The Chancellor has ruled out further extending the introduction of the scheme, which will see drinks taxed on the basis of how much alcohol they contain,i understands.
But the exact level of duty to be levied on each drink has yet to be confirmed and will not be announced until the Budget, according to Treasury sources.
Jeremy Hunt is also considering a policy proposed by officials and backed by industry groups which would see craft gin producers given the same tax breaks as small brewers.
Miles Beale of the Wine and Spirit Trade Association said: “The WSTA has one main ask of ahead of the spring Budget – no changes to proposed duty rates when the UK’s new alcohol taxation system goes live on 1 August.
“We have also asked the Chancellor, Jeremy Hunt, to introduce an easement period for fortified wines – similar to that given to still wine and for the same reasons.
“This will reduce – though not remove – the cost of introducing the new regime for retailers, especially SMEs (small and medium sized enterprises) for whom the additional red tape is going to hurt.”
It came as 45 small distillers also urged Mr Hunt to continue the freeze on excise duty beyond when the new alcohol tax system comes into force, in a letter to the Chancellor shared with i.
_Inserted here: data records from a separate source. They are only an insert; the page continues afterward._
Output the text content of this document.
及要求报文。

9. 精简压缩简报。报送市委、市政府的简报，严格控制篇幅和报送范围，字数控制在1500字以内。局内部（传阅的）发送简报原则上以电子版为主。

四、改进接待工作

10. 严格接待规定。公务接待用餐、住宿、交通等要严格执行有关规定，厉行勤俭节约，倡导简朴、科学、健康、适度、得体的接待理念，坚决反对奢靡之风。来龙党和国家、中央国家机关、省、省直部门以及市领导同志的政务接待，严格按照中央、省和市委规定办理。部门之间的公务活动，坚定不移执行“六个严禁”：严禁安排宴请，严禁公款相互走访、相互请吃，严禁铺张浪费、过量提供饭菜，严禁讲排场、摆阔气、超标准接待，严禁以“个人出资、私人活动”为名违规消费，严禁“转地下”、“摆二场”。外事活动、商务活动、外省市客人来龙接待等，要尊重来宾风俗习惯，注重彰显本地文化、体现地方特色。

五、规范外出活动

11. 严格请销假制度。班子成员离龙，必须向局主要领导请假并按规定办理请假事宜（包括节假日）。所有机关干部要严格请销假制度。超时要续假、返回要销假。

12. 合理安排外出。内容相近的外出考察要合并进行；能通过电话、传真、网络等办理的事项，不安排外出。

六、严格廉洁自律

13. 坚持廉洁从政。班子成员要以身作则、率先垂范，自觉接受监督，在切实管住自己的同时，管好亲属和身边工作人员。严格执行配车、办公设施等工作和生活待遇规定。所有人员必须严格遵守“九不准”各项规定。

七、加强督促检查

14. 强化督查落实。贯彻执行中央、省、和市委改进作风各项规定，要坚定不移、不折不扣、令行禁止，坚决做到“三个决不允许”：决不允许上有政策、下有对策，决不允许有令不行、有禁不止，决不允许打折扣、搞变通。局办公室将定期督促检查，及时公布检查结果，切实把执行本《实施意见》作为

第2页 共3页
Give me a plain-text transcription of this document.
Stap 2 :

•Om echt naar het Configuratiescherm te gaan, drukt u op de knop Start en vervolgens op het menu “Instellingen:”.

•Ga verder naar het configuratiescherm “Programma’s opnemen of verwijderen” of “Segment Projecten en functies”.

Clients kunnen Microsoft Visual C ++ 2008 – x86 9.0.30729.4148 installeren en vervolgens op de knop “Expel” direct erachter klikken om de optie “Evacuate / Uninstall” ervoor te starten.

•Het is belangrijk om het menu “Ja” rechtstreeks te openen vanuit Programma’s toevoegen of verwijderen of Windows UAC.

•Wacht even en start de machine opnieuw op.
They said going ahead with planned inflation-linked increases would mean a double-digit tax hike on distillers which have seen production costs soar, and which have not been eligible for energy bill support unlike brewers or winemakers.
Their collective plea comes after a survey of distillers by the UK Spirits Alliance shows that 80 per cent of small distillers are concerned about the viability of their business in 2024 amid high inflation, soaring energy bills and high levels of excise duty.
A spokesman for the UK Spirits Alliance said: “We support our small distillers in calling for a freeze on spirits duty in the Spring Budget.
“Our spirits industry is a UK success story, with consumer demand for premium products and exports of our world-famous gins and whiskies contributing billions to the UK economy.
“With high levels of inflation and high energy costs threatening distilleries’ ability to survive, now is not the time for a tax on jobs and growth.”
Mark Kent, chief executive of the Scotch Whisky Association, said: “The Chancellor was right when he chose to extend the freeze on duty in December.
“He will be doing businesses and the economy a service by extending that beyond 1 August. The UK already has the fourth highest level of excise duty on spirits in the world.
“We urge the Chancellor not to raise that further – it will stoke inflation and be to the detriment of companies with a proven track record of delivering for the economy.”